巨大なドームの中、UFO型の探査船が静かに浮かんでいる。
「……まさか、空飛ぶUFOまで作ってるなんて……」
海斗は思わず声を上げた。
アインは翻訳機を通して説明する。
「これは地上観測用の探査船です。UFO型に設計することで、地上文明に過度の影響を与えず、未確認飛行物体として認識させています」
探査船の近くで操作盤を動かすと、スムーズに浮上し、ドーム内を旋回する。
海斗は目を丸くした。
「自由に飛ぶんだな……完全に未来技術だ……」
アインはさらに説明する。
「地底文明では、地上を常時監視しています。危険な行為や異常は最小限の介入で制御されます。兵器は存在しますが使用は禁止です」
海斗は床のスクリーンに映る地上の映像を見つめた。
「つまり、俺たちが日常で目撃するUFOやUMAは、すべて君たちの観測の一部ってことか」
「はい」
アインは静かに頷いた。
「地底文明の目的は人類の存続です。
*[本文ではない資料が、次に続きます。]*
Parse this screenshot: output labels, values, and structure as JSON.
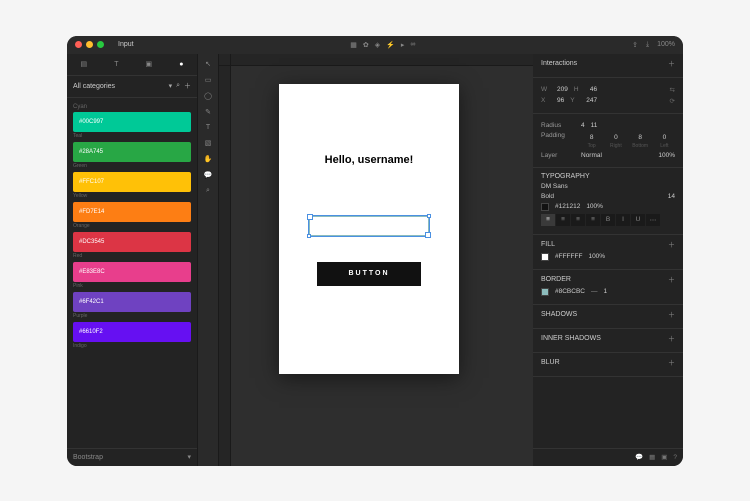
{
  "titlebar": {
    "title": "Input",
    "zoom": "100%"
  },
  "leftPanel": {
    "filterLabel": "All categories",
    "groupLabel": "Cyan",
    "footer": "Bootstrap",
    "swatches": [
      {
        "label": "#00C997",
        "sub": "Teal",
        "color": "#00c997"
      },
      {
        "label": "#28A745",
        "sub": "Green",
        "color": "#28a745"
      },
      {
        "label": "#FFC107",
        "sub": "Yellow",
        "color": "#ffc107"
      },
      {
        "label": "#FD7E14",
        "sub": "Orange",
        "color": "#fd7e14"
      },
      {
        "label": "#DC3545",
        "sub": "Red",
        "color": "#dc3545"
      },
      {
        "label": "#E83E8C",
        "sub": "Pink",
        "color": "#e83e8c"
      },
      {
        "label": "#6F42C1",
        "sub": "Purple",
        "color": "#6f42c1"
      },
      {
        "label": "#6610F2",
        "sub": "Indigo",
        "color": "#6610f2"
      }
    ]
  },
  "artboard": {
    "greeting": "Hello, username!",
    "buttonLabel": "BUTTON"
  },
  "rightPanel": {
    "interactions": {
      "header": "Interactions"
    },
    "dimensions": {
      "w": "209",
      "h": "46",
      "x": "96",
      "y": "247"
    },
    "radius": {
      "label": "Radius",
      "a": "4",
      "b": "11"
    },
    "padding": {
      "label": "Padding",
      "t": "8",
      "r": "0",
      "b": "8",
      "l": "0",
      "lbls": [
        "Top",
        "Right",
        "Bottom",
        "Left"
      ]
    },
    "layer": {
      "label": "Layer",
      "blend": "Normal",
      "opacity": "100%"
    },
    "typography": {
      "header": "TYPOGRAPHY",
      "font": "DM Sans",
      "weight": "Bold",
      "size": "14",
      "color": "#121212",
      "opacity": "100%"
    },
    "fill": {
      "header": "FILL",
      "color": "#FFFFFF",
      "opacity": "100%"
    },
    "border": {
      "header": "BORDER",
      "color": "#8CBCBC",
      "width": "1"
    },
    "shadows": "SHADOWS",
    "innerShadows": "INNER SHADOWS",
    "blur": "BLUR"
  }
}
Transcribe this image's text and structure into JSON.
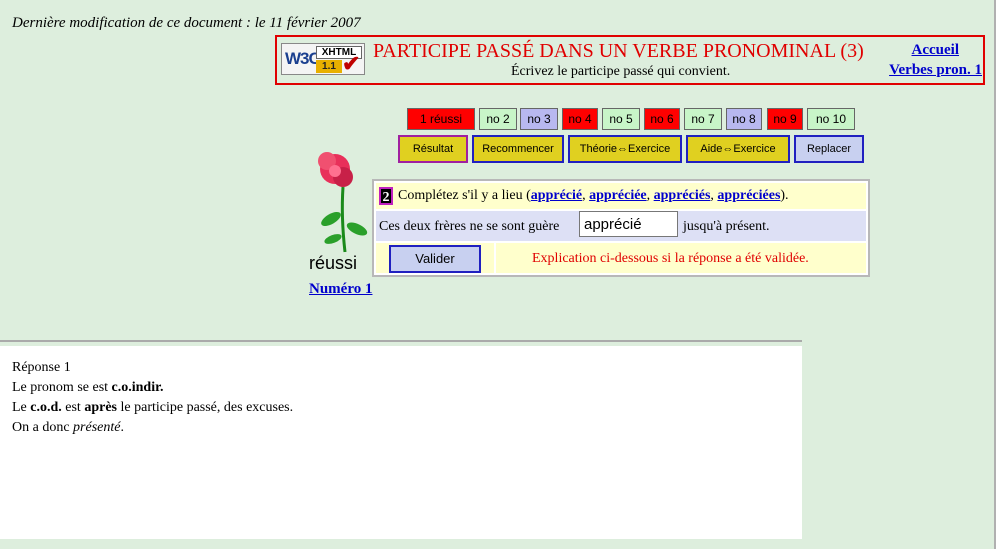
{
  "top_date": "Dernière modification de ce document : le 11 février 2007",
  "header": {
    "badge": {
      "w3c": "W3C",
      "xhtml": "XHTML",
      "version": "1.1",
      "check": "✔"
    },
    "title": "PARTICIPE PASSÉ DANS UN VERBE PRONOMINAL (3)",
    "subtitle": "Écrivez le participe passé qui convient.",
    "links": {
      "accueil": "Accueil",
      "verbes": "Verbes pron. 1"
    }
  },
  "number_buttons": [
    {
      "label": "1 réussi",
      "state": "red"
    },
    {
      "label": "no 2",
      "state": "green"
    },
    {
      "label": "no 3",
      "state": "blue"
    },
    {
      "label": "no 4",
      "state": "red"
    },
    {
      "label": "no 5",
      "state": "green"
    },
    {
      "label": "no 6",
      "state": "red"
    },
    {
      "label": "no 7",
      "state": "green"
    },
    {
      "label": "no 8",
      "state": "blue"
    },
    {
      "label": "no 9",
      "state": "red"
    },
    {
      "label": "no 10",
      "state": "green"
    }
  ],
  "action_buttons": {
    "resultat": "Résultat",
    "recommencer": "Recommencer",
    "theorie": "Théorie⇔Exercice",
    "aide": "Aide⇔Exercice",
    "replacer": "Replacer"
  },
  "status": {
    "reussi": "réussi",
    "numero_link": "Numéro 1"
  },
  "exercise": {
    "number": "2",
    "instruction_prefix": "Complétez s'il y a lieu (",
    "options": [
      "apprécié",
      "appréciée",
      "appréciés",
      "appréciées"
    ],
    "instruction_suffix": ").",
    "sentence_before": "Ces deux frères ne se sont guère",
    "answer_value": "apprécié",
    "sentence_after": "jusqu'à présent.",
    "validate_label": "Valider",
    "explanation_note": "Explication ci-dessous si la réponse a été validée."
  },
  "answer_panel": {
    "title": "Réponse 1",
    "line1_prefix": "Le pronom se est ",
    "line1_bold": "c.o.indir.",
    "line2_a": "Le ",
    "line2_b_bold": "c.o.d.",
    "line2_c": " est ",
    "line2_d_bold": "après",
    "line2_e": " le participe passé, des excuses.",
    "line3_prefix": "On a donc ",
    "line3_italic": "présenté",
    "line3_suffix": "."
  },
  "colors": {
    "red": "#ff0000",
    "green": "#c8f5c8",
    "blue": "#b8b8f0",
    "yellow": "#e0d020",
    "link": "#0000cc"
  }
}
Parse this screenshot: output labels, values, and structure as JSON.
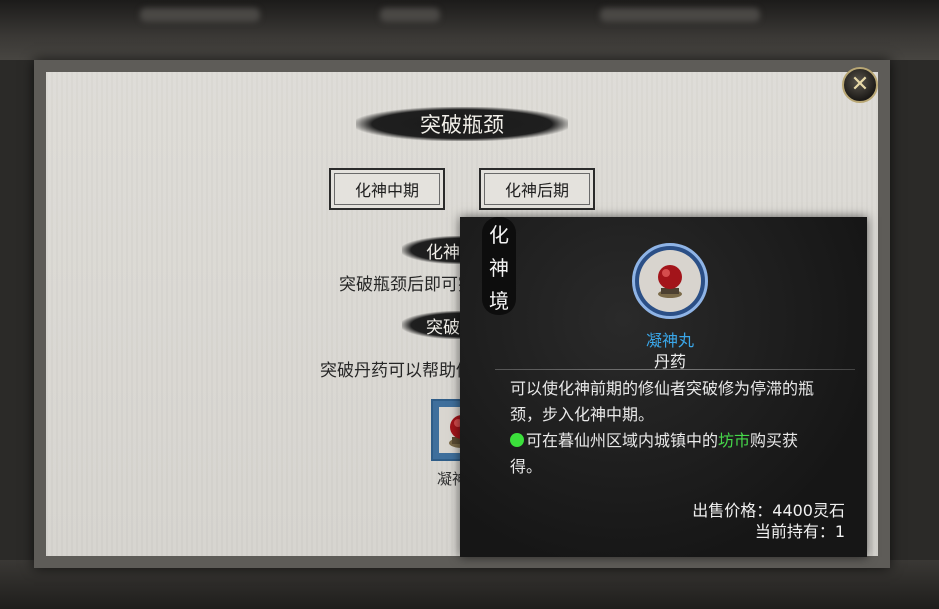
{
  "dialog": {
    "title": "突破瓶颈",
    "close_icon": "close-icon"
  },
  "tabs": [
    {
      "label": "化神中期"
    },
    {
      "label": "化神后期"
    }
  ],
  "sections": [
    {
      "heading": "化神中期",
      "description": "突破瓶颈后即可突破化神中期"
    },
    {
      "heading": "突破丹药",
      "description": "突破丹药可以帮助修仙者突破瓶颈"
    }
  ],
  "item_slot": {
    "icon": "red-orb-pill-icon",
    "label": "凝神丸"
  },
  "realm_tag": [
    "化",
    "神",
    "境"
  ],
  "tooltip": {
    "name": "凝神丸",
    "type": "丹药",
    "description": "可以使化神前期的修仙者突破修为停滞的瓶颈，步入化神中期。",
    "source_prefix": "可在暮仙州区域内城镇中的",
    "source_link": "坊市",
    "source_suffix": "购买获得。",
    "price": "出售价格：4400灵石",
    "held": "当前持有：1"
  },
  "colors": {
    "item_name": "#3aa6e8",
    "market_link": "#46d84a",
    "status_dot": "#3be03b"
  }
}
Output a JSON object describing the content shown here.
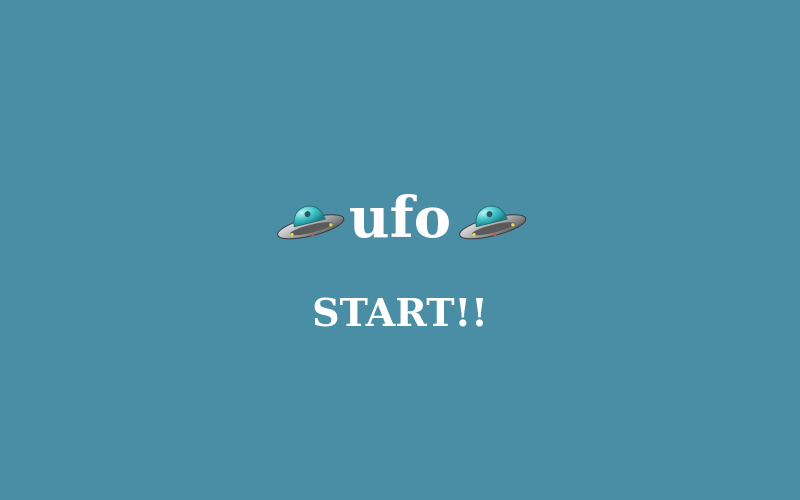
{
  "game": {
    "title": "ufo",
    "start_label": "START!!",
    "icons": {
      "left": "ufo-icon",
      "right": "ufo-icon"
    },
    "colors": {
      "background": "#4a8ea6",
      "text": "#ffffff",
      "ufo_dome": "#3fc3c9",
      "ufo_body": "#b8b8b8"
    }
  }
}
監視と導きが中心であり、支配ではありません」
海斗は再び深呼吸し、目を輝かせた。
——光ゴケ、アトムスーツ、UMA、UFO型探査船……
すべてがジェレスの理想と合理性に基づく地底文明の証だった——
「……こんな世界、現実にあっていいのかよ……」
海斗の声は興奮で震えていた。
アインは微かに頷き、海斗が安全に都市内を体験できるよう調整を続けた。
地下の光と技術が、海斗にさらなる好奇心と畏敬を植え付けていた。